The current issue of the journal ‘SpuRt – Zeitschrift für Sport und Recht’ (issue 1/2026, p. 12 ff.) features an article by Prof. Cherkeh and Constantin Heyn entitled
‘Doping arbitration agreements before the CAS in light of the right to justice and effective legal protection in the Union’
In the practice of sports arbitration, the validity of the arbitration agreement plays a central role as a conditio sine qua non for the jurisdiction of the arbitral tribunals. Against this background, there is an urgent need to answer various questions concerning the procedural law of the CAS, which fears for its jurisdiction and integrity in the system of sports arbitration in Europe, and its seat, as well as that of the Swiss Federal Supreme Court as the court of appeal, in light of constitutional law, the ECtHR and the latest rulings of the ECJ (ISU and Seraing cases).
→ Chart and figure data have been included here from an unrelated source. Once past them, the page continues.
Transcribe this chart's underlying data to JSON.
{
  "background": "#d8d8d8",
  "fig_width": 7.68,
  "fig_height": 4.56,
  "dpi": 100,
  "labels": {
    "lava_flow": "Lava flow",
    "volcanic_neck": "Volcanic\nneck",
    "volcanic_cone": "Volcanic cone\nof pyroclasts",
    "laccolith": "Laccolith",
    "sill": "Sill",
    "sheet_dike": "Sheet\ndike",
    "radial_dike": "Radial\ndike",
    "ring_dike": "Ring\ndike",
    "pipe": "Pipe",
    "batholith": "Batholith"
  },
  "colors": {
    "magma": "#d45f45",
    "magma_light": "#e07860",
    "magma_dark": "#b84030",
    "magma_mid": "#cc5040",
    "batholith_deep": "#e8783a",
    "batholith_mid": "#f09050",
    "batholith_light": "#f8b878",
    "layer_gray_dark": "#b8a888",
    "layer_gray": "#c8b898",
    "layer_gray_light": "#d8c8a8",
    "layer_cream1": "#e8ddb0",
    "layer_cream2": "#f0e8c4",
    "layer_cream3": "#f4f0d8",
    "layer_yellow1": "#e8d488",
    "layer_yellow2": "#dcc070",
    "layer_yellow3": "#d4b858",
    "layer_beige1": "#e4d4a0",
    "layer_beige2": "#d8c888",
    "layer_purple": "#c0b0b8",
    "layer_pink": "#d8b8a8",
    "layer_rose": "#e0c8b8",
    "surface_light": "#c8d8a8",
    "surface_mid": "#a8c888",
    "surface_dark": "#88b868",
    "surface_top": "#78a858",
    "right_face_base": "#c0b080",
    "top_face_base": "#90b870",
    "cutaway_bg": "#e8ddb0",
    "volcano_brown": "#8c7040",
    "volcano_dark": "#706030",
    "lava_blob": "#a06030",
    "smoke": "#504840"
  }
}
In this article, Constantin Heyn and Prof. Cherkeh show the extent to which CAS arbitration agreements in doping disputes impose on athletes a right to arbitration that, from the perspective of both procedural guarantees under the rule of law under Article 6(1) of the ECHR (granting of public proceedings and legal aid) and the requirement for effective judicial review under fundamental EU law. The arbitration law applicable in CAS proceedings therefore offers no guarantee of compliance with minimum standards of the rule of law in the form of the procedural guarantees of Article 6(1) of the ECHR, nor does it offer effective judicial review of arbitral awards against the EU public policy standard. In our opinion, athletes cannot therefore be referred to such arbitration proceedings, but must have access to ordinary courts in the absence of an effective arbitration agreement until sports arbitration law meets the requirements of constitutional and European law.